The constitutional right to legal counsel is reserved for criminal cases only. In civil matters, people must obtain a lawyer on their own, represent themselves or forego legal relief altogether. Attorney fees are costly, which makes it especially difficult for low-income individuals to obtain representation.

Annually, millions of federal dollars from the Legal Services Corporation (LSC) are distributed to the offices of Legal Aid and Oklahoma Indian Legal Services, Inc. to provide low-income Oklahomans in all 77 counties with legal assistance. Those funds might be eliminated, too, as the federal administration’s budget recommends eliminating the LSC, the largest funder of civil legal aid.

While legal aid groups play an essential role providing legal services, legal aid attorneys meet a vital need in a court system that is often overwhelmed with record-setting caseloads.
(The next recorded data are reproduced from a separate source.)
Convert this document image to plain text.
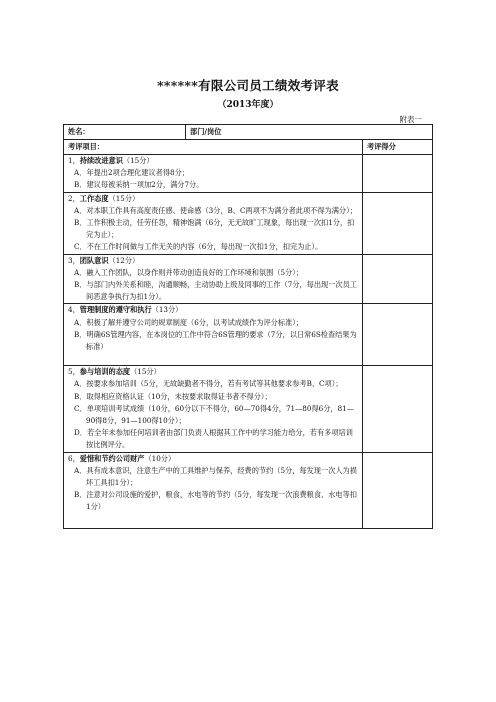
******有限公司员工绩效考评表
（2013年度）
附表一
姓名：	部门/岗位	
考评项目：		考评得分

1，持续改进意识（15分）
A．年提出2项合理化建议者得8分；
B．建议每被采纳一项加2分，满分7分。		

2，工作态度（15分）
A．对本职工作具有高度责任感、使命感（3分，B、C两项不为满分者此项不得为满分）；
B．工作积极主动，任劳任怨，精神饱满（6分，无无故旷工现象，每出现一次扣1分，扣完为止）；
C．不在工作时间做与工作无关的内容（6分，每出现一次扣1分，扣完为止）。		

3，团队意识（12分）
A．融入工作团队，以身作则并带动创造良好的工作环境和氛围（5分）；
B．与部门内外关系和睦，沟通顺畅，主动协助上级及同事的工作（7分，每出现一次员工间恶意争执行为扣1分）。		

4，管理制度的遵守和执行（13分）
A．积极了解并遵守公司的规章制度（6分，以考试成绩作为评分标准）；
B．明确6S管理内容，在本岗位的工作中符合6S管理的要求（7分，以日常6S检查结果为标准）		

5，参与培训的态度（15分）
A．按要求参加培训（5分，无故缺勤者不得分，若有考试等其他要求参考B、C项）；
B．取得相应资格认证（10分，未按要求取得证书者不得分）；
C．单项培训考试成绩（10分，60分以下不得分，60—70得4分，71—80得6分，81—90得8分，91—100得10分）；
D．若全年未参加任何培训者由部门负责人根据其工作中的学习能力给分，若有多项培训按比例评分。		

6，爱惜和节约公司财产（10分）
A．具有成本意识，注意生产中的工具维护与保养，经费的节约（5分，每发现一次人为损坏工具扣1分）；
B．注意对公司设施的爱护，粮食，水电等的节约（5分，每发现一次浪费粮食、水电等扣1分）		
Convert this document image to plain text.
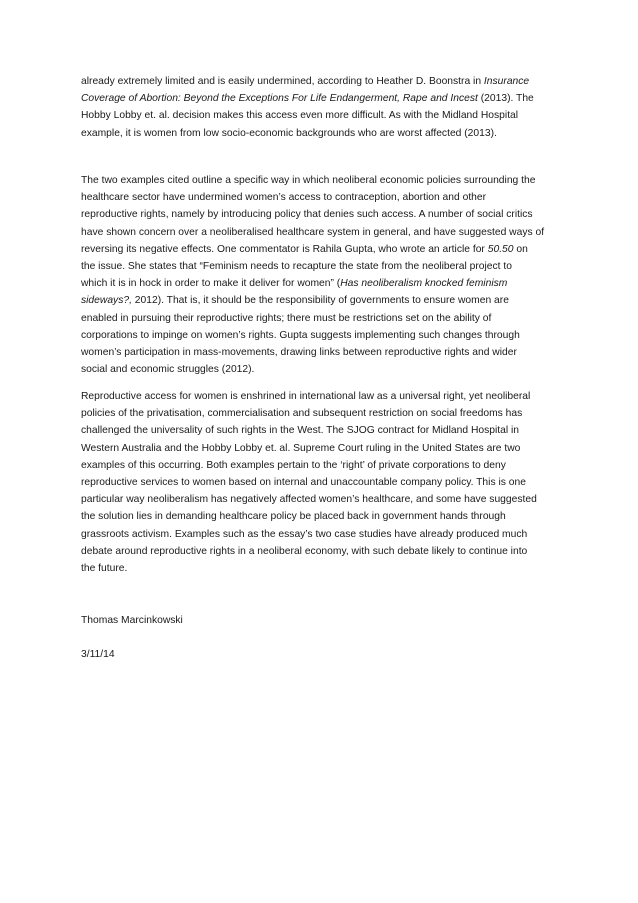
already extremely limited and is easily undermined, according to Heather D. Boonstra in Insurance
Coverage of Abortion: Beyond the Exceptions For Life Endangerment, Rape and Incest (2013). The
Hobby Lobby et. al. decision makes this access even more difficult. As with the Midland Hospital
example, it is women from low socio-economic backgrounds who are worst affected (2013).

The two examples cited outline a specific way in which neoliberal economic policies surrounding the
healthcare sector have undermined women’s access to contraception, abortion and other
reproductive rights, namely by introducing policy that denies such access. A number of social critics
have shown concern over a neoliberalised healthcare system in general, and have suggested ways of
reversing its negative effects. One commentator is Rahila Gupta, who wrote an article for 50.50 on
the issue. She states that “Feminism needs to recapture the state from the neoliberal project to
which it is in hock in order to make it deliver for women” (Has neoliberalism knocked feminism
sideways?, 2012). That is, it should be the responsibility of governments to ensure women are
enabled in pursuing their reproductive rights; there must be restrictions set on the ability of
corporations to impinge on women’s rights. Gupta suggests implementing such changes through
women’s participation in mass-movements, drawing links between reproductive rights and wider
social and economic struggles (2012).

Reproductive access for women is enshrined in international law as a universal right, yet neoliberal
policies of the privatisation, commercialisation and subsequent restriction on social freedoms has
challenged the universality of such rights in the West. The SJOG contract for Midland Hospital in
Western Australia and the Hobby Lobby et. al. Supreme Court ruling in the United States are two
examples of this occurring. Both examples pertain to the ‘right’ of private corporations to deny
reproductive services to women based on internal and unaccountable company policy. This is one
particular way neoliberalism has negatively affected women’s healthcare, and some have suggested
the solution lies in demanding healthcare policy be placed back in government hands through
grassroots activism. Examples such as the essay’s two case studies have already produced much
debate around reproductive rights in a neoliberal economy, with such debate likely to continue into
the future.

Thomas Marcinkowski

3/11/14
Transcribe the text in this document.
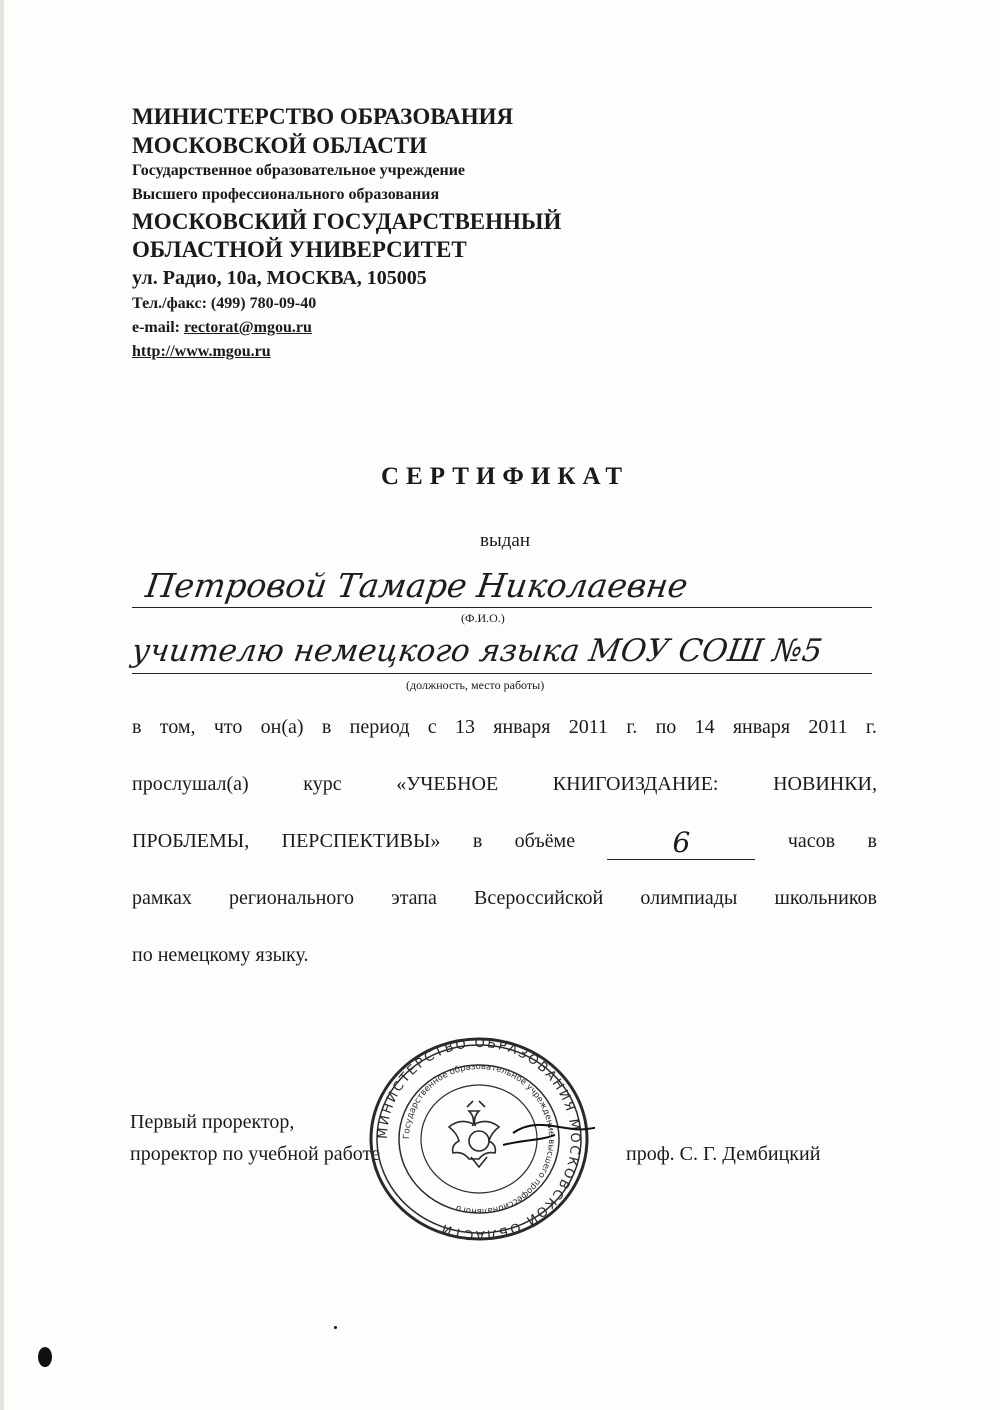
МИНИСТЕРСТВО ОБРАЗОВАНИЯ
МОСКОВСКОЙ ОБЛАСТИ
Государственное образовательное учреждение
Высшего профессионального образования
МОСКОВСКИЙ ГОСУДАРСТВЕННЫЙ
ОБЛАСТНОЙ УНИВЕРСИТЕТ
ул. Радио, 10а, МОСКВА, 105005
Тел./факс: (499) 780-09-40
e-mail: rectorat@mgou.ru
http://www.mgou.ru
СЕРТИФИКАТ
выдан
Петровой Тамаре Николаевне
(Ф.И.О.)
учителю немецкого языка МОУ СОШ №5
(должность, место работы)
в том, что он(а) в период с 13 января 2011 г. по 14 января 2011 г.
прослушал(а)	курс	«УЧЕБНОЕ	КНИГОИЗДАНИЕ:	НОВИНКИ,
ПРОБЛЕМЫ, ПЕРСПЕКТИВЫ» в объёме	6	часов в
рамках регионального этапа Всероссийской олимпиады школьников
по немецкому языку.
Первый проректор,
проректор по учебной работе	проф. С. Г. Дембицкий
МИНИСТЕРСТВО ОБРАЗОВАНИЯ МОСКОВСКОЙ ОБЛАСТИ
Государственное образовательное учреждение высшего профессионального
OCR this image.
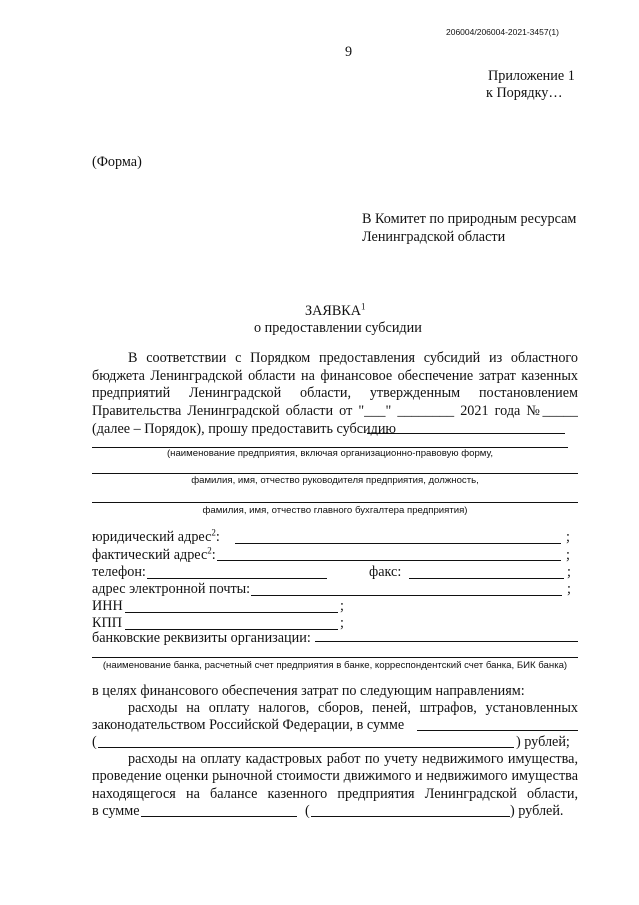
206004/206004-2021-3457(1)
9
Приложение 1
к Порядку…
(Форма)
В Комитет по природным ресурсам
Ленинградской области
ЗАЯВКА$^1$
о предоставлении субсидии
В соответствии с Порядком предоставления субсидий из областного
бюджета Ленинградской области на финансовое обеспечение затрат казенных
предприятий Ленинградской области, утвержденным постановлением
Правительства Ленинградской области от "___" ________ 2021 года №_____
(далее – Порядок), прошу предоставить субсидию
(наименование предприятия, включая организационно-правовую форму,
фамилия, имя, отчество руководителя предприятия, должность,
фамилия, имя, отчество главного бухгалтера предприятия)
юридический адрес$^2$:	;
фактический адрес$^2$:	;
телефон:	факс:	;
адрес электронной почты:	;
ИНН	;
КПП	;
банковские реквизиты организации:
(наименование банка, расчетный счет предприятия в банке, корреспондентский счет банка, БИК банка)
в целях финансового обеспечения затрат по следующим направлениям:
расходы на оплату налогов, сборов, пеней, штрафов, установленных
законодательством Российской Федерации, в сумме
(	) рублей;
расходы на оплату кадастровых работ по учету недвижимого имущества,
проведение оценки рыночной стоимости движимого и недвижимого имущества
находящегося на балансе казенного предприятия Ленинградской области,
в сумме	(	) рублей.
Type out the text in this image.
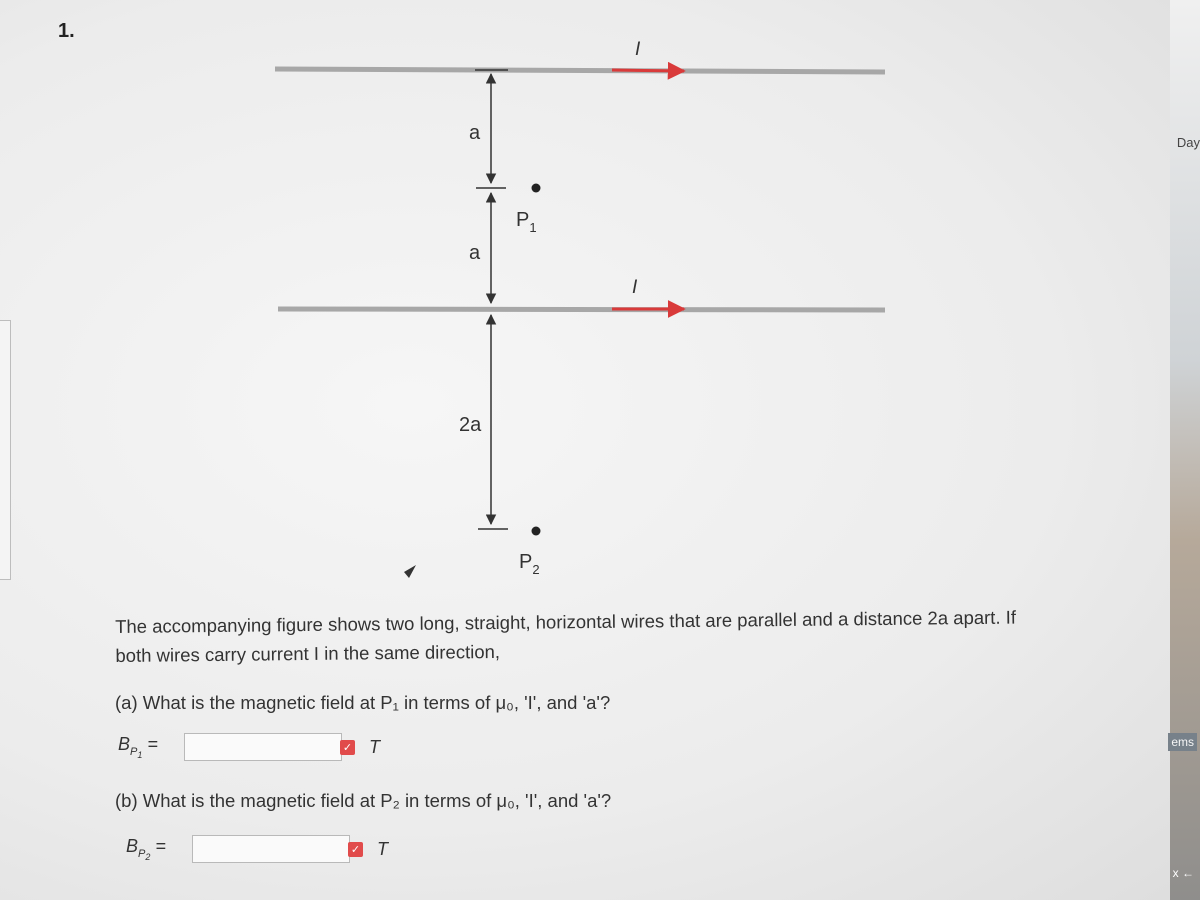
1.
I
I
a
a
2a
$P_1$
$P_2$
The accompanying figure shows two long, straight, horizontal wires that are parallel and a distance 2a apart. If both wires carry current I in the same direction,
(a) What is the magnetic field at P₁ in terms of μ₀, 'I', and 'a'?
$B_{P_1}$ =	✓ T
(b) What is the magnetic field at P₂ in terms of μ₀, 'I', and 'a'?
$B_{P_2}$ =	✓ T
Day
ems
x ←
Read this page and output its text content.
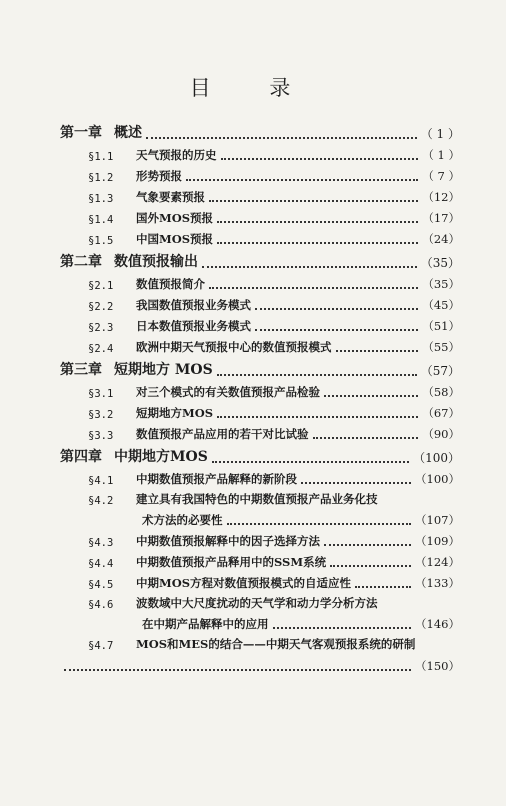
目 录
第一章 概述	（ 1 ）
§1.1	天气预报的历史	（ 1 ）
§1.2	形势预报	（ 7 ）
§1.3	气象要素预报	（12）
§1.4	国外MOS预报	（17）
§1.5	中国MOS预报	（24）
第二章 数值预报输出	（35）
§2.1	数值预报简介	（35）
§2.2	我国数值预报业务模式	（45）
§2.3	日本数值预报业务模式	（51）
§2.4	欧洲中期天气预报中心的数值预报模式	（55）
第三章 短期地方 MOS	（57）
§3.1	对三个模式的有关数值预报产品检验	（58）
§3.2	短期地方MOS	（67）
§3.3	数值预报产品应用的若干对比试验	（90）
第四章 中期地方MOS	（100）
§4.1	中期数值预报产品解释的新阶段	（100）
§4.2	建立具有我国特色的中期数值预报产品业务化技
术方法的必要性	（107）
§4.3	中期数值预报解释中的因子选择方法	（109）
§4.4	中期数值预报产品释用中的SSM系统	（124）
§4.5	中期MOS方程对数值预报模式的自适应性	（133）
§4.6	波数域中大尺度扰动的天气学和动力学分析方法
在中期产品解释中的应用	（146）
§4.7	MOS和MES的结合——中期天气客观预报系统的研制
（150）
When people with no legal education whose lives are in crisis try to represent themselves, it mostly leads to costly mistakes or case-closing outcomes, which further impedes the system because justice is foreclosed.

Inside LASO’s Oklahoma City office, Figgins said the organization is granted federal funds from the LSC and the U.S. Department of Justice’s Office on Violence Against Women (to represent domestic abuse victims) and the U.S. Department of Housing and Urban Development (to represent people who experience housing discrimination).

In addition to eliminating some federal agencies, the federal budget proposal calls for deep cuts in many federal departments but boosts defense spending by over $50 billion.

In many Oklahoma communities, LASO is an agency of United Way and is also supported by private donations. As Figgins said, LASO is one of many nonprofits in the state faced with possibly losing federal funds.

“This is an effort that is going to hurt a lot of people,” Figgins said. “Legal Aid is in the boat with everyone else.”

Print headline: Local impact, Proposed federal budget cuts threaten to reduce or eliminate social services and humanities agencies.